I had that Dream only once, but it was certainly strong enough that the Dream was never far from my thoughts. I didn’t make the connection from the Dream to my mother’s death until years later when I recited the dream to Vic Abernathy, my dearest friend in the world.
Though I don’t remember my mother very well, I still remember the day she died as clear as if it had happened yesterday. I was sitting in my second-grade class doing my math when I suddenly began to feel very agitated. I couldn’t concentrate and just kept tapping my foot, my pencil, my fingers, basically anything I could tap until class was over.

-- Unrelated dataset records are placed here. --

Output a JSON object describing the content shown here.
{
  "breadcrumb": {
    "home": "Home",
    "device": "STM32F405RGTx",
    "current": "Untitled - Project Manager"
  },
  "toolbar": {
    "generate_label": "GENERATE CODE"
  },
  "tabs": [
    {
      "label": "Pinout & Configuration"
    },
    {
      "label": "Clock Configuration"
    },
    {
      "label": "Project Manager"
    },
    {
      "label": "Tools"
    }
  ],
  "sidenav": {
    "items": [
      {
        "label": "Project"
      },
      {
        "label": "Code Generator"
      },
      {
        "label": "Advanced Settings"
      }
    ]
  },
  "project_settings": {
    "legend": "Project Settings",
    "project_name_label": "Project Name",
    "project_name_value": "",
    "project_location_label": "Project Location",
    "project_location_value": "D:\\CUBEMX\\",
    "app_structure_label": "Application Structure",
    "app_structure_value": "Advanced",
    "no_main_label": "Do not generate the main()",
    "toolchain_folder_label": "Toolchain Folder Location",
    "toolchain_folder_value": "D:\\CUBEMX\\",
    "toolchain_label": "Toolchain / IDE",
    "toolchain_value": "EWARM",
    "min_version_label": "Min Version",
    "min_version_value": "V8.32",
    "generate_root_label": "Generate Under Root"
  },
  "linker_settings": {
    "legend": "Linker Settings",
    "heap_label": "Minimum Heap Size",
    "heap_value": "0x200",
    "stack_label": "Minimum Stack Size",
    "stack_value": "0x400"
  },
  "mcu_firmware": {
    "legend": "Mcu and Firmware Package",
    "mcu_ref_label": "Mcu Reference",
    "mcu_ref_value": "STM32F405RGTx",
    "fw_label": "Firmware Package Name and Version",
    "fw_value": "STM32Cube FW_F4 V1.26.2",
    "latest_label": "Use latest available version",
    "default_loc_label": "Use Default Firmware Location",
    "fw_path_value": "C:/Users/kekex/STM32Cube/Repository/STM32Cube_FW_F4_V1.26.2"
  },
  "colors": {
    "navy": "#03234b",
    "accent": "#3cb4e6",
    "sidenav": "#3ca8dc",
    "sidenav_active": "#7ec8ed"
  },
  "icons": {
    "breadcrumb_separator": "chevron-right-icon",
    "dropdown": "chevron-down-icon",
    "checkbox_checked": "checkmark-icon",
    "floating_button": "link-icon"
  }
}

At recess a girl I knew who was not a friend to me made the mistake of deciding to make fun of me that day, I don’t really even remember what she said to me. Her name was Xena Louise Anderson and she was notorious for her tact. Normally I wouldn’t care but on that day I was in no mood to be messed around with. I attacked her, fighting with the skills I had learned by fighting with the older boys. And after a teacher pulled me off her I ran. I ran all the way home. As I stepped in through the door I began calling for my mother, but no voice came to greet me.
The thought of the Dream hit me with so much force then I actually forgot I was awake and began roaming the house as if in a trance. I felt as if I were being lured to the attic, my mother’s sanctuary; a place I seldom went. There are no words I can think of to describe the feeling that crept through my body as I ascended those stairs. I think I knew the moment I reached the attic landing that my mother was dead. Even before I saw the blood. Even before I saw the body lying on the couch she kept up there for her to sit and read her many books. She was dressed in her long white nightgown, her long hair, which she usually wore up in a bun was loose and framed her pretty face. Her right arm hung off the couch, blood dripping from her wrist into the puddle that was slowly spreading around her; a wilting rose lay in the pool of blood. Thankfully, her eyes were closed.
I stood there staring at her for what seemed like eternity, time lost all meaning when I was in that room. I didn’t move, I didn’t blink, I didn’t breathe. I stood there until the police came and took me back down to my father. Apparently he had gotten there long before I had and had called the police and such, and then left. My father hadn’t handled my mother’s death very well.
xXxXx
For me it began with the Dream, for it was to haunt me for the rest of the year—and, perhaps, the rest of my life—but for the others, say Vic, Jimmy, and Sarah, it began with the party. And as for Bobby, well, I never quite knew what that boy had tucked up his sleeve. And even now I wonder where it began for him.